Autre facteur à ne pas négliger comme handicap du grand rassemblement populaire dans l’Ouest du pays, notamment à Port-au-Prince, c’est l’absence de position et d’opposition. Car, parmi les plus connus de la vie politique haïtienne, il n’y a aucun parti ni regroupement de l’aire métropolitaine à avoir affiché une réelle divergence face à la primature.
En réalité, la véritable opposition devrait venir du côté des Jovenelistes, des initiateurs du PEN/MONTANA et du PHTK entre autres, malheureusement la position du PHTK était déjà connue depuis bien avant le forfait de la nuit du 6 juillet. Du côté du clan Montana : vraisemblablement, ils se sont entourés de très belles têtes, mais ils n’ont pas les pieds sur terre. L’intérêt de la population vis-à-vis de ce projet tarde à se faire sentir. Depuis l’élection de l’ex-gouverneur de la BRH, l’économiste Fritz Jean, et l’ex sénateur Steven Benoît, respectivement Président et Premier ministre, la clique de Montana semble s’essouffler. Les dernières actions publiques à date seraient les vaines tentatives de rencontrer le premier ministre de facto Ariel Henry et ses alliés de l’accord du 11 septembre. Après leur humiliation à la primature on ne les entend plus en tant que groupe, on ne sait pas encore si on peut considérer la présence mal appréciée du PM élu, Steven Benoît, dans la manifestation du 29 mars comme une action du groupe. L’une des causes de désintéressement du peuple à l’égard de la clique de l’accord Montana, c’est qu’il n’existe pas trop de différences entre elle et le clan Ariel. Si les acteurs sont différents, ils s’accordent: ils ont la même vision et pratiquement les mêmes projets. Ils prônent tous les deux, la transition. Donc, la bande à Fritz Jean ne constitue plus un obstacle au pouvoir, on la voit plutôt comme un allié de la Primature de préférence.
Quant aux Jovenélistes, ce regroupement n’existe que virtuellement. On peut toujours se tromper, mais on ne se souvient même pas avoir regardé ou assisté a une conférence de presse de cette soi-disant assemblée politique. Mise à part la tournée de l’ex première dame, Martine Moise, à travers le pays, bien qu’on ne soit pas en mesure de confirmer si la veuve du défunt est adhérente à cette équipe.

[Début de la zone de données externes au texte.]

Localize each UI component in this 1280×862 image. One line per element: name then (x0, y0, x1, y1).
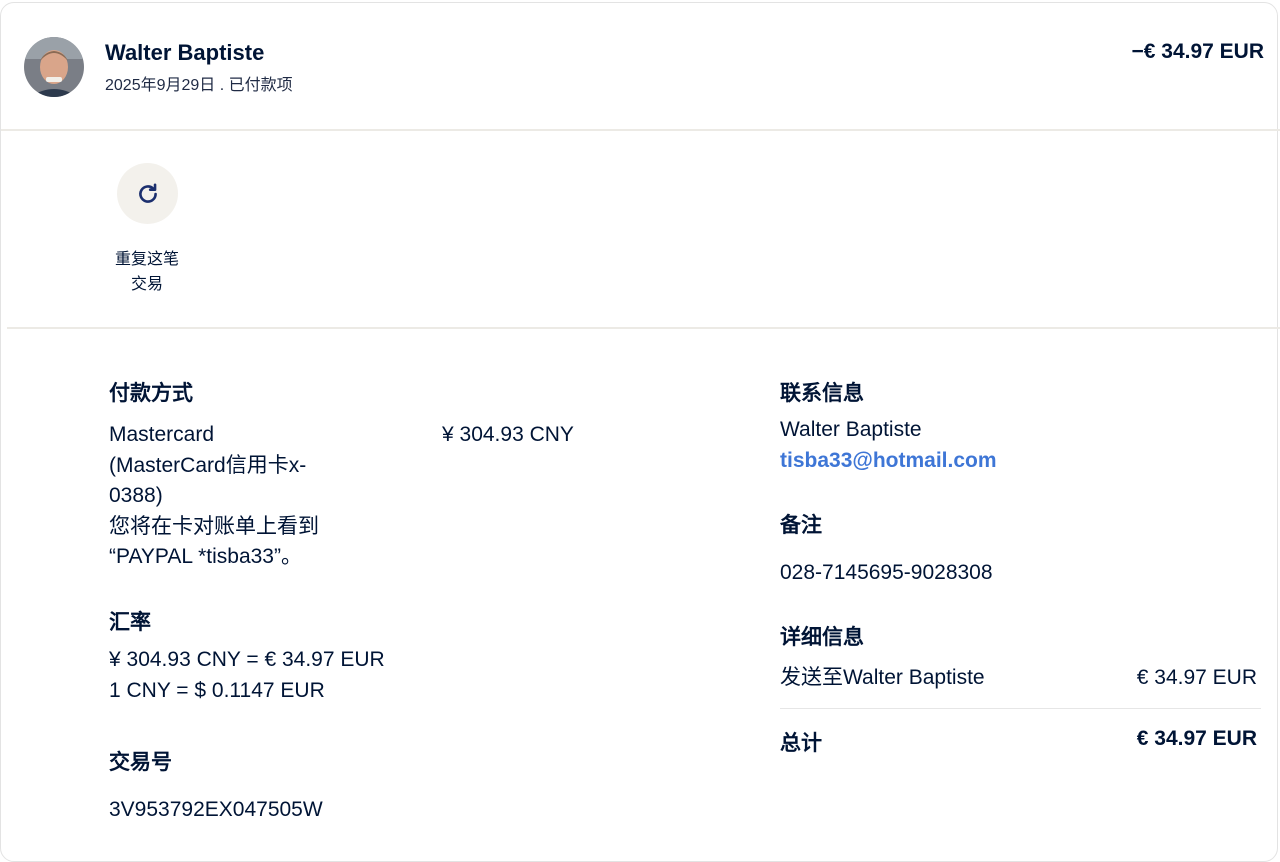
note-heading: 备注 (780, 514, 822, 537)
divider (780, 708, 1261, 709)
total-amount-header: −€ 34.97 EUR (1131, 40, 1264, 63)
contact-heading: 联系信息 (780, 382, 864, 405)
sent-to-label: 发送至Walter Baptiste (780, 666, 985, 689)
divider (1, 129, 1280, 131)
transaction-id: 3V953792EX047505W (109, 798, 323, 821)
note-value: 028-7145695-9028308 (780, 561, 993, 584)
total-label: 总计 (780, 732, 822, 755)
repeat-transaction-button[interactable] (117, 163, 178, 224)
payment-amount: ¥ 304.93 CNY (442, 423, 574, 446)
sent-to-amount: € 34.97 EUR (1136, 666, 1257, 689)
exchange-rate-details: ¥ 304.93 CNY = € 34.97 EUR 1 CNY = $ 0.1… (109, 648, 385, 702)
payment-method-heading: 付款方式 (109, 382, 193, 405)
transaction-card: Walter Baptiste 2025年9月29日 . 已付款项 −€ 34.… (0, 2, 1280, 862)
exchange-rate-heading: 汇率 (109, 611, 151, 634)
total-amount: € 34.97 EUR (1136, 727, 1257, 750)
avatar (24, 37, 84, 97)
divider (7, 327, 1280, 329)
contact-name: Walter Baptiste (780, 418, 922, 441)
refresh-icon (138, 182, 157, 203)
transaction-id-heading: 交易号 (109, 751, 172, 774)
avatar-photo-icon (24, 37, 84, 97)
contact-email-link[interactable]: tisba33@hotmail.com (780, 446, 997, 477)
details-heading: 详细信息 (780, 626, 864, 649)
repeat-transaction-label[interactable]: 重复这笔 交易 (101, 247, 193, 297)
date-status: 2025年9月29日 . 已付款项 (105, 77, 293, 94)
payee-name: Walter Baptiste (105, 40, 265, 65)
payment-method-details: Mastercard (MasterCard信用卡x- 0388) 您将在卡对账… (109, 423, 319, 568)
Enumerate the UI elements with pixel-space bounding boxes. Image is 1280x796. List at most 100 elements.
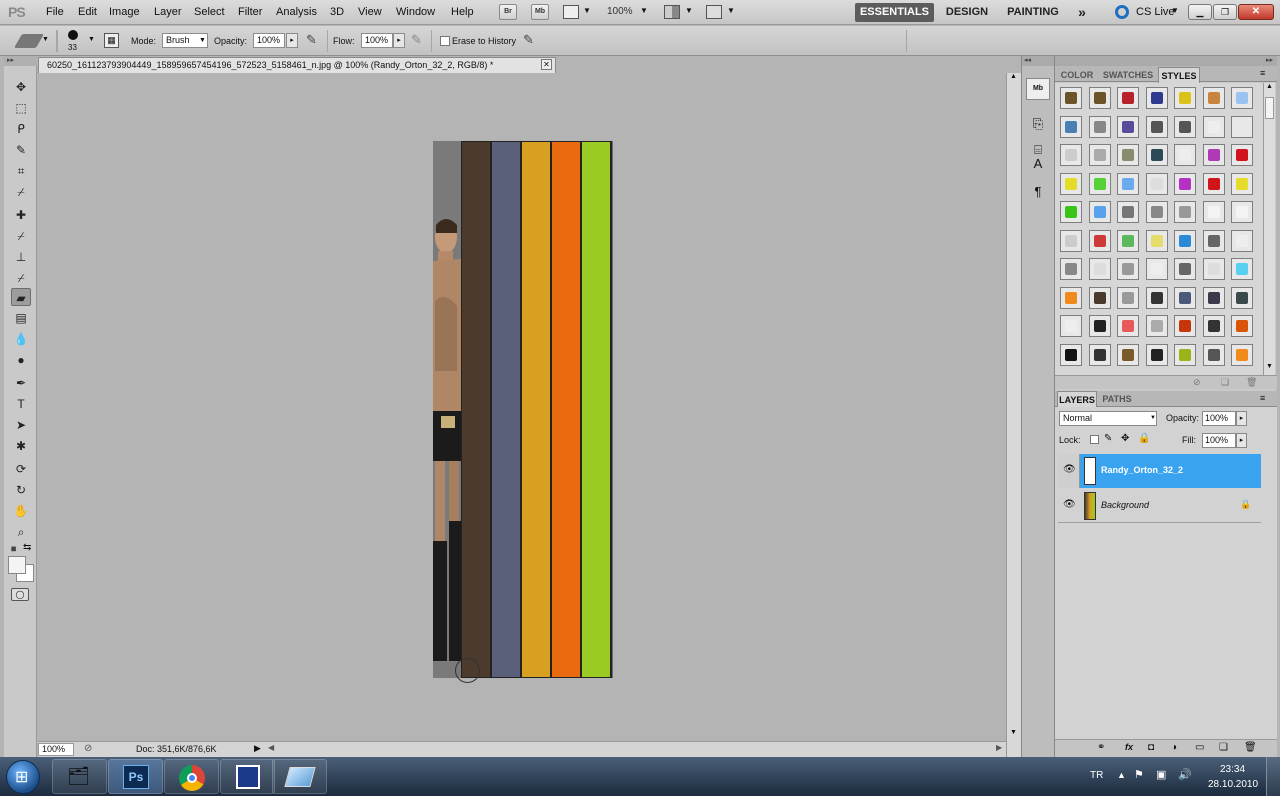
lock-all-icon[interactable]: 🔒 xyxy=(1138,433,1150,444)
chevron-down-icon[interactable]: ▼ xyxy=(1150,415,1156,421)
layer-name[interactable]: Randy_Orton_32_2 xyxy=(1101,465,1183,475)
style-preset[interactable] xyxy=(1117,286,1139,309)
path-selection-tool-icon[interactable]: ➤ xyxy=(11,416,31,434)
style-preset[interactable] xyxy=(1060,343,1082,366)
layer-row-randy[interactable]: 👁 Randy_Orton_32_2 xyxy=(1058,454,1261,488)
status-menu-icon[interactable]: ▶ xyxy=(254,743,261,754)
style-preset[interactable] xyxy=(1145,258,1168,280)
chevron-down-icon[interactable]: ▼ xyxy=(640,6,648,15)
fill-slider-icon[interactable]: ▸ xyxy=(1236,433,1247,448)
start-button[interactable]: ⊞ xyxy=(6,760,40,794)
3d-orbit-tool-icon[interactable]: ↻ xyxy=(11,481,31,499)
style-preset[interactable] xyxy=(1202,144,1225,166)
tab-paths[interactable]: PATHS xyxy=(1099,391,1135,407)
menu-filter[interactable]: Filter xyxy=(238,6,262,18)
style-preset[interactable] xyxy=(1117,315,1139,337)
style-preset[interactable] xyxy=(1174,172,1196,195)
style-preset[interactable] xyxy=(1088,144,1111,166)
style-preset[interactable] xyxy=(1202,258,1225,280)
lock-pixels-icon[interactable]: ✎ xyxy=(1104,433,1112,444)
style-preset[interactable] xyxy=(1202,315,1225,337)
workspace-design[interactable]: DESIGN xyxy=(941,3,993,22)
style-preset[interactable] xyxy=(1088,258,1111,280)
menu-edit[interactable]: Edit xyxy=(78,6,97,18)
taskbar-explorer[interactable]: 🗂 xyxy=(52,759,107,794)
style-preset[interactable] xyxy=(1174,115,1196,138)
style-preset[interactable] xyxy=(1060,172,1082,195)
brush-preview-icon[interactable] xyxy=(68,30,78,40)
opacity-slider-icon[interactable]: ▸ xyxy=(286,33,298,48)
style-preset[interactable] xyxy=(1202,343,1225,366)
style-preset[interactable] xyxy=(1231,229,1253,252)
style-preset[interactable] xyxy=(1202,172,1225,195)
eye-icon[interactable]: 👁 xyxy=(1063,499,1076,510)
status-icon[interactable]: ⊘ xyxy=(84,743,92,754)
character-panel-icon[interactable]: A xyxy=(1026,156,1050,178)
link-layers-icon[interactable]: ⚭ xyxy=(1097,742,1105,753)
menu-window[interactable]: Window xyxy=(396,6,435,18)
menu-help[interactable]: Help xyxy=(451,6,474,18)
layer-effects-icon[interactable]: fx xyxy=(1125,742,1133,752)
menu-image[interactable]: Image xyxy=(109,6,140,18)
fill-input[interactable]: 100% xyxy=(1202,433,1236,448)
chevron-down-icon[interactable]: ▼ xyxy=(88,36,95,43)
style-preset[interactable] xyxy=(1060,258,1082,280)
opacity-slider-icon[interactable]: ▸ xyxy=(1236,411,1247,426)
style-preset[interactable] xyxy=(1231,172,1253,195)
tab-swatches[interactable]: SWATCHES xyxy=(1099,67,1157,83)
quick-select-tool-icon[interactable]: ✎ xyxy=(11,141,31,159)
style-preset[interactable] xyxy=(1174,343,1196,366)
style-preset[interactable] xyxy=(1088,343,1111,366)
style-preset[interactable] xyxy=(1174,229,1196,252)
blend-mode-select[interactable]: Normal xyxy=(1059,411,1157,426)
style-preset[interactable] xyxy=(1117,229,1139,252)
style-preset[interactable] xyxy=(1117,87,1139,109)
taskbar-app[interactable] xyxy=(220,759,275,794)
blur-tool-icon[interactable]: 💧 xyxy=(11,330,31,348)
crop-tool-icon[interactable]: ⌗ xyxy=(11,162,31,180)
cs-live-label[interactable]: CS Live xyxy=(1136,6,1175,18)
style-preset[interactable] xyxy=(1202,286,1225,309)
group-layers-icon[interactable]: ▭ xyxy=(1195,742,1204,753)
style-preset[interactable] xyxy=(1231,286,1253,309)
eraser-tool-icon[interactable] xyxy=(13,34,45,48)
style-preset[interactable] xyxy=(1117,172,1139,195)
zoom-field[interactable]: 100% xyxy=(38,743,74,756)
document-canvas[interactable] xyxy=(433,141,613,678)
chevron-down-icon[interactable]: ▼ xyxy=(727,6,735,15)
style-preset[interactable] xyxy=(1088,115,1111,138)
style-preset[interactable] xyxy=(1088,229,1111,252)
menu-select[interactable]: Select xyxy=(194,6,225,18)
clear-style-icon[interactable]: ⊘ xyxy=(1193,377,1201,388)
style-preset[interactable] xyxy=(1231,258,1253,280)
brush-panel-icon[interactable]: ▦ xyxy=(104,33,119,48)
taskbar-chrome[interactable] xyxy=(164,759,219,794)
style-preset[interactable] xyxy=(1231,87,1253,109)
workspace-more-button[interactable]: » xyxy=(1071,3,1093,22)
scroll-left-icon[interactable]: ◀ xyxy=(268,743,274,752)
style-preset[interactable] xyxy=(1231,201,1253,223)
tab-layers[interactable]: LAYERS xyxy=(1057,391,1097,407)
panel-expand-icon[interactable]: ▸▸ xyxy=(1055,56,1277,66)
taskbar-photoshop[interactable]: Ps xyxy=(108,759,163,794)
scroll-down-icon[interactable]: ▼ xyxy=(1266,363,1273,370)
style-preset[interactable] xyxy=(1174,315,1196,337)
new-layer-icon[interactable]: ❏ xyxy=(1219,742,1228,753)
flow-input[interactable]: 100% xyxy=(361,33,393,48)
style-preset[interactable] xyxy=(1174,87,1196,109)
style-preset[interactable] xyxy=(1202,115,1225,138)
style-preset[interactable] xyxy=(1174,201,1196,223)
style-preset[interactable] xyxy=(1060,229,1082,252)
chevron-down-icon[interactable]: ▼ xyxy=(42,36,49,43)
volume-icon[interactable]: 🔊 xyxy=(1178,768,1192,781)
lock-transparency-icon[interactable] xyxy=(1090,435,1099,444)
style-preset[interactable] xyxy=(1060,315,1082,337)
scroll-right-icon[interactable]: ▶ xyxy=(996,743,1002,752)
style-preset[interactable] xyxy=(1088,315,1111,337)
workspace-painting[interactable]: PAINTING xyxy=(1002,3,1064,22)
style-preset[interactable] xyxy=(1088,172,1111,195)
menu-view[interactable]: View xyxy=(358,6,382,18)
style-preset[interactable] xyxy=(1231,343,1253,366)
eyedropper-tool-icon[interactable]: ⌿ xyxy=(11,183,31,201)
swap-colors-icon[interactable]: ⇆ xyxy=(23,542,31,553)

Comme on l’a mentionné plus haut dans le texte, si on considère la misère, l’insécurité dans toutes ses formes comme les causes profondes du rassemblement, il nous manque un élément clé qui est la cause occasionnelle. Personne n’aurait imaginé que le gouvernement allait pouvoir augmenter le prix des produits pétroliers avec une telle facilité. Nous avons raté une formidable opportunité de faire la grande mobilisation tant rêvée, tout s’est passé comme sur des roulettes. Et depuis, on a constaté que l’on va de mal en pis.
En tout cas espérons que nous ne descendons plus. Nous sommes déjà au bas de l’échelle…
Tout compte fait, ce que nous avons appris à travers l’histoire des révolutions, toute mobilisation a un prix.
La vraie question à se poser c’est: qui va financer les mouvements populaires à Port-au-Prince aujourd’hui en dépit de leurs légitimité? Quand on parle de financement des mouvements populaires, dans un monde capitaliste mafieux, ce ne sont pas toujours des actes de bienfaisance à caractère caritatif, ce sont des investissements. Autre question importante: qui a intérêt vraiment à investir sur un terrain politique miné comme celui-ci?
Vu l’état d’incertitude du pays est-ce que la vieille dame est en mesure de faire des heureux?
En tout cas, l’avenir dira le reste.